In an op-ed published in the Italian daily “La Repubblica” Sept. 25, Joaquin Navarro-Valls commented on the house arrest in Vatican City of Jozef Wesolowski, the former apostolic nuncio to the Dominican Republic who was laicized earlier this year. He faces criminal charges under Vatican City's civil laws.
The house arrest of Wesolowski “is a very important penal action,” stressed Navarro-Valls, who was head of the Holy See press office from 1984-2006.
Navarro-Valls emphasized that “the Holy See was legally fit and morally ready” to handle such an “extreme and shameful crime” thanks to a “legal rigor the Church has been maintaining against pedophilia for 20 years, ever since abuses first came to light.”
Navarro-Valls praised the norms put into effect by St. John Paul II, and stressed that the zero tolerance line against clerical sex abuses was carried forward by Benedict XVI, though “not everyone remembers this.”
“Pope Francis’ decision must be rightly appreciated, but it is noteworthy that it is the logical and coherent consequence” of a modus operandi that stretches back to the time of his two immediate predecessors.

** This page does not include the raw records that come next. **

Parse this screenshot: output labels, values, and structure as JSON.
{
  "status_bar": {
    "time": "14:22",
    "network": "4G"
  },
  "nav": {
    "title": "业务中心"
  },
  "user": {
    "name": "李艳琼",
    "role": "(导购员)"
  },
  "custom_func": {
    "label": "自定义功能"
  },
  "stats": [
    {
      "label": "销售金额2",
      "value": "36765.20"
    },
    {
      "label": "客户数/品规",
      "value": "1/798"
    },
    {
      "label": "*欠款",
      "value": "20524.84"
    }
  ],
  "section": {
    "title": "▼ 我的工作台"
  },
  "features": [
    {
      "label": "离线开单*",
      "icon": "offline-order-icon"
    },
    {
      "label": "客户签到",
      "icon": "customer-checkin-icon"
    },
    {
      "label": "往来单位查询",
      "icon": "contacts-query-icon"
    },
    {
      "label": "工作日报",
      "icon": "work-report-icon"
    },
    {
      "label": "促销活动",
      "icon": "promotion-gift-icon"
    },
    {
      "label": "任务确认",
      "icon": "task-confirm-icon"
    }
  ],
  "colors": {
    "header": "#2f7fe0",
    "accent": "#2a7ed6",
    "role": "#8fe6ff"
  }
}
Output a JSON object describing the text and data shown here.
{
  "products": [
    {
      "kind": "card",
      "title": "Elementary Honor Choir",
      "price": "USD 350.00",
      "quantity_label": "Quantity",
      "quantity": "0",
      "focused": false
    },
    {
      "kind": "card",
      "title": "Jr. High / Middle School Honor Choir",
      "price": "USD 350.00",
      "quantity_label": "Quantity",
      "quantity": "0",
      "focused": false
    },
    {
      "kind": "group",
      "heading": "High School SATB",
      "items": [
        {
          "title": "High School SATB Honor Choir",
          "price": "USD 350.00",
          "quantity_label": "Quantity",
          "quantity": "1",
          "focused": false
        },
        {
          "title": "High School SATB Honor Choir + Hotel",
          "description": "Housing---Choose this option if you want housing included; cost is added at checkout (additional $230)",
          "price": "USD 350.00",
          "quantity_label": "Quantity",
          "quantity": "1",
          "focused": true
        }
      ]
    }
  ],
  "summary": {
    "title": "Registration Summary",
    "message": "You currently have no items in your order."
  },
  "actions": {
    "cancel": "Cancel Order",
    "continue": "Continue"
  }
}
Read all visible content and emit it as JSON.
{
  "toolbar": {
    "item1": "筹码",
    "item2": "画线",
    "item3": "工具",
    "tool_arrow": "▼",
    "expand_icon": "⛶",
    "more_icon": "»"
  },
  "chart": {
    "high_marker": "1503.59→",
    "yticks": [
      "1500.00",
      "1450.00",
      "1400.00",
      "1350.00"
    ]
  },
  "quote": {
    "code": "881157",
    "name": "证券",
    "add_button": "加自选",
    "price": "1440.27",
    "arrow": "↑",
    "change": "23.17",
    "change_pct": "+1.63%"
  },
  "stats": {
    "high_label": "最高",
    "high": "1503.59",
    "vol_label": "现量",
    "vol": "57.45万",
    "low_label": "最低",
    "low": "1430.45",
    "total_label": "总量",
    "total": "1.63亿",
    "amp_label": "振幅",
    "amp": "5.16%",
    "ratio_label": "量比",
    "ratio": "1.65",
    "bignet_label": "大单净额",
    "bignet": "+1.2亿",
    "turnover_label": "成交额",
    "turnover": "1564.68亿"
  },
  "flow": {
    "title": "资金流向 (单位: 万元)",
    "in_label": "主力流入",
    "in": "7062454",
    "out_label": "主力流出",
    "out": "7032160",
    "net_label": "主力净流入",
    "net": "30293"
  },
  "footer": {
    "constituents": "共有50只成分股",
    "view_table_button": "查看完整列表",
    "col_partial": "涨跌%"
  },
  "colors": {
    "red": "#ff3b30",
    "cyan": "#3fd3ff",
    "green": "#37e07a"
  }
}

Navarro-Valls then emphasized that “the Church is the only communitarian and institutional body” that is “effectively acting” in order to eradicate pedophilia “both in canonical and penal law terms” as well as “in cultural terms.”
The former Vatican spokesman said that “the framework given by the data on pedophilia is not reassuring.”
Navarro-Valls stressed that the FBI Law and Enforcement Bulletin showed that the sexual abuse of minors is one of the lesser-reported crimes – only between one and 10 percent of cases are brought into the light; and quoted CNN data affirming that five percent of the average population were sexually harassed as children.
Navarro-Valls also noticed that “according to Diana Russell, 90 percent of sexual abuse is committed within the family, and is hidden by a conspiracy of silence,” and that “according to the US Department of Justice, the boy or the girl was son/daughter or close relative of the abuser in almost half the cases of sexual abuse of minors.”
The issue of pedophilia, he said, is one of “asking who really faces this abuse, and with which cultural, legal, and penal tools it is possible to ascertain and punish the perpetrators.”
In the end, he concluded, “the Church is the only communitarian and institutional body that is effectively acting to eradicate pedophilia.”